Another aspect to be familiar with is the fact that some of the cheapest deals include ‘collars’, which mean the speed you’ll pay can’t drop below the current level, even if the base rate falls.

With this in mind, trackers aren’t the right kind of mortgage for everybody.

If you’re considering tracking the bottom rate, it can benefit to obtain expert consultancy from a mortgage broker on whether these deals will be ideal for your circumstances.

Are fixed-rate mortgages falling in cost?

The majority of house buyers and remortgagers remove a 2 or five-year fixed-rate mortgage, so let’s take a look at what’s happening with these deals.

Fixed-rate mortgages were already priced quite inexpensively prior to the base rate first fell a week ago, having dropped on price steadily during 2021.

It’s perhaps no real surprise, then, the first base rate cut has already established little impact on this market.

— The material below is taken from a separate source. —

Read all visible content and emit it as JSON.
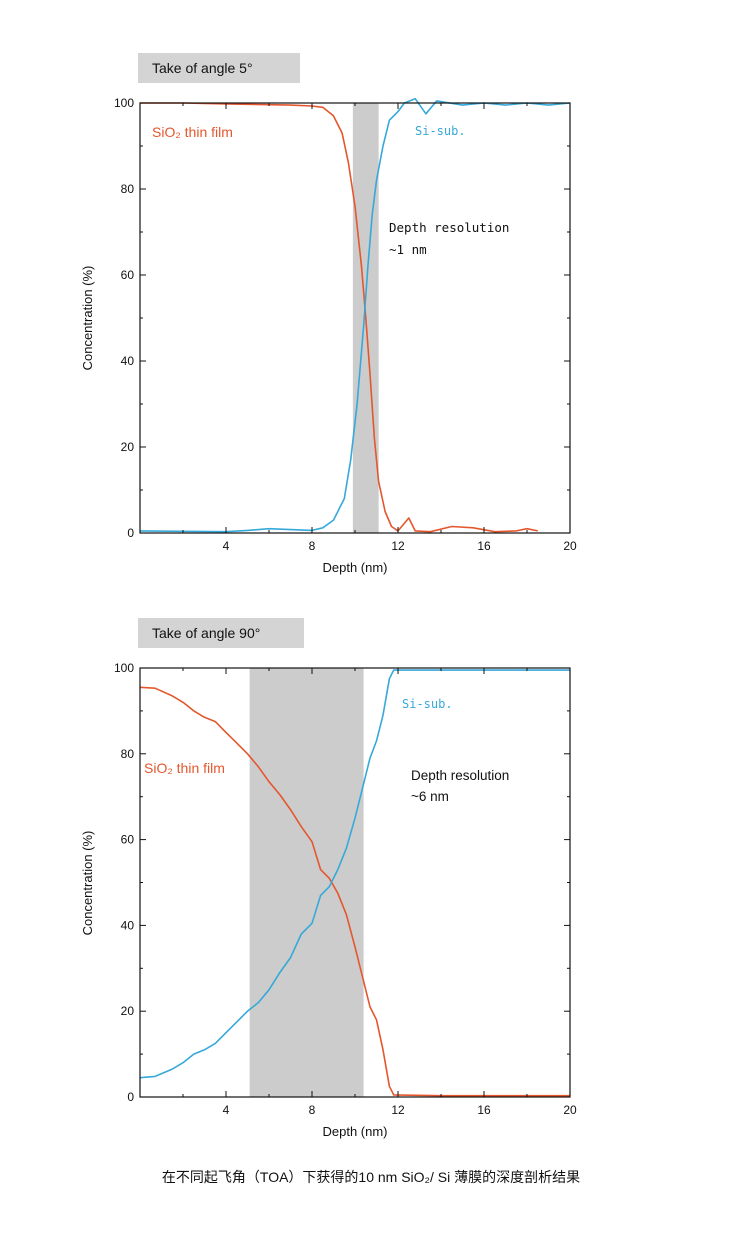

Data from Moneyfacts shows that the average rates on two and five-year fixes fell by 0.02% within the week following the cut, to achieve their current amounts of 2.41% and a pair of.71% respectively.

We’ve analysed the least expensive introductory rates at four different loan-to-value levels and found that just one table-topping deal is different in cost, and that was just by 0.01%.

The interactive chart below shows the least expensive rates currently available on the market.

What’s happened to standard variable rates?

In the week following the first base rate cut, 14 major lenders passed on the saving to customers by lowering their standard variable rates (SVRs) by 0.5%.

Co-operative Bank, which has already handed down the 0.5% cut effective from April, has stated it would apply a further reduction of 0.15% to its SVR to mirror the second base rate cut from 1 May 2021.

This generosity hasn’t been shared by everyone, however. Data from Moneyfacts shows that the overall average standard variable rate fell by just 0.06% from 4.9% to 4.84%.

It’s too soon to say whether other lenders will pass on the 2nd base rate cut to customers, but we’ll keep our story on what the coronavirus method for your mortgage updated once we learn more.

Coronavirus and your mortgage

Earlier this week, the federal government announced a bundle of reforms designed to help homeowners, buy-to-let landlords and tenants who face financial struggles because of the impact of the coronavirus.

These included allowing borrowers to benefit from a three-month payment holiday on their mortgages, and preventing private or social landlords from starting evictions against tenants for three months.